Various thoughts on current events with an emphasis on politics, legal issues, books, movies and whatever is on my mind. Emails can be sent to firstname.lastname@example.org; please put "blog comments" in the subject line.
Interesting as it might be at times, the talking heads like Rachel Maddow being concerned about the presidential election gets depressing after awhile. It is so sad really that so much time is spent over deciding among such an inferior crew. We are left with worrying about them since you know Obama isn't a lock of anything. The fact this is true doesn't make it much less sad. And, lack a Greek play, the ending (Mitt winning the nomination) is deemed preordained by most.
We are left with trying to find some pearls among the swine, like truth coming from the collision with error (what a mess). Chris Hayes over the weekend played a bit of Ron Paul answering a question about his infamous newsletters by (such a truth teller!) changing the subject by talking about his opposition of the drug war. Look at me, I'm really a friend of the blacks! Such is the best we can do -- someone sane about federal power on a few key matters, but then ruins it by not being on others.
To keep perspective, now and then, we see lists like this one:
Top ten reasons that claims that conservatives love freedom and small government are unpersuasive in the reality-based world:
10. Government surveillance
9. Starting unnecessary wars
8. The war on drugs
7. Regulation of reproduction
6. Government secrecy
5. Whittling the Fourth Amendment
4. Regulating the bedroom
3. “Your papers, please?“
1. [choose your favorite among the other contenders, such as corporate subsidies, defense spending, the guilt-optional death penalty, deficits, earmarks, red state parasitism, regulation of disfavored businesses and professions, school prayer, prison policy . . . ]

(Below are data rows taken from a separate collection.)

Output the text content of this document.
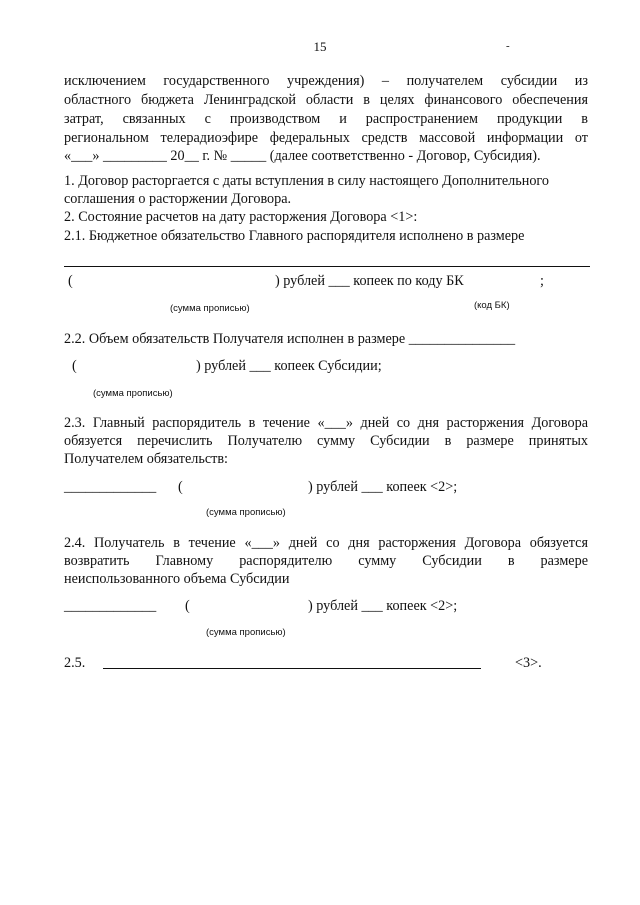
15	-
исключением государственного учреждения) – получателем субсидии из
областного бюджета Ленинградской области в целях финансового обеспечения
затрат, связанных с производством и распространением продукции в
региональном телерадиоэфире федеральных средств массовой информации от
«___» _________ 20__ г. № _____ (далее соответственно - Договор, Субсидия).
1. Договор расторгается с даты вступления в силу настоящего Дополнительного
соглашения о расторжении Договора.
2. Состояние расчетов на дату расторжения Договора <1>:
2.1. Бюджетное обязательство Главного распорядителя исполнено в размере
(	) рублей ___ копеек по коду БК	;
(сумма прописью)	(код БК)
2.2. Объем обязательств Получателя исполнен в размере _______________
(	) рублей ___ копеек Субсидии;
(сумма прописью)
2.3. Главный распорядитель в течение «___» дней со дня расторжения Договора
обязуется перечислить Получателю сумму Субсидии в размере принятых
Получателем обязательств:
_____________ (	) рублей ___ копеек <2>;
(сумма прописью)
2.4. Получатель в течение «___» дней со дня расторжения Договора обязуется
возвратить Главному распорядителю сумму Субсидии в размере
неиспользованного объема Субсидии
_____________ (	) рублей ___ копеек <2>;
(сумма прописью)
2.5.	<3>.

And, people like I (fwiw) remind that even Paul wants to regulate reproduction, repeatedly is anti-gay, is lax when various things that threaten liberty involve state power etc.
Meanwhile, per a book review over the weekend, we are reminded that all is not lost:
It seems to me that a Democratic president who gets us health care reform and tough new financial protection for consumers, who guides the economy through its roughest period in 80 years with moderate success (who could do better?), who ends our long war in Iraq and avenges the worst insult to our sovereignty since Pearl Harbor (as his Republican predecessor manifestly failed to do, despite a lot of noise and promises); a president who faced an opposition of really spectacular intransigence and downright meanness; a president who has the self-knowledge and wisdom about Washington to write the passage quoted above, and the courage to publish it: that president deserves a bit more credit from the left than Frank is willing to give him.
It is like when people how things used to be (both sides at times do this, including dreams about what the Founders cared about) and forget about various things that were worse. To continue from the book review:
Frank may also be a bit overly impressed by what the right has achieved. Evelyn Waugh complained that the British Conservative Party had failed to turn back the clock by a single second. Have the Republicans done much better? (Waugh was speaking long before the Margaret Thatcher revolution, which really did change British society enormously.) Conservatives have dominated the debate, and usually the government, for three decades now, yet they haven’t managed to abolish a single cabinet department or eliminate a single major entitlement program. Nothing big has been “privatized.” Somehow or other, against all expectations and despite a conservative Supreme Court, abortion rights and affirmative action have been preserved. Gay rights are advancing so fast that the Republican Party itself is probably ahead of where Democrats were a generation ago. The Constitution has not been amended to require a balanced budget or forbid flag-burning.
True, they’ve pretty much killed the union movement. While they are not to blame for the effects of globalization and technology on income distribution, they’ve done nothing to mitigate these. And then there are tax cuts — especially tax cuts for the wealthy. That we have had. In spades. Actually, all this tends to confirm Frank’s contention that what Republicans really care about, politically, is money, and all that other stuff is just prole meat.
So, they have done damage, but not as much as one might think from the rhetoric. This isn't quite of "they are starving in Africa" variety, but it might not impress some people deeply hurting at the moment or who rail against flying man killing drones from the sky or something. Still, it does help keep the knife away from the throat. To end with something, I was skimming Disturbing the Peace, a Q&A of Mr. Havel (RIP) from the mid-80s. He was not a big fan of political parties. Havel's ideal was to have parties as a type of debating society, but have individuals run on their own. Their party origins might be known to get a sense of their beliefs, but they wouldn't be so tied and restrained as if there was two or more parties in place.
An interesting idea, though who knows if it would work well. Our Founding Fathers didn't care much for "factions" but soon enough they manage to settle into two.
* The title is from the movie, which was on last night, Moonstruck. Another great line was from Nicholas Cage's character, after Cher's noted that it wasn't his brother's fault that an accident happened, one that created a rift between the brothers:
I ain't no freakin' monument to justice! I lost my hand! I lost my bride! Johnny has his hand! Johnny has his bride! You want me to take my heartache, put it away and forget?
What's dry logic next to that? Sounds apt in many Internet discussions.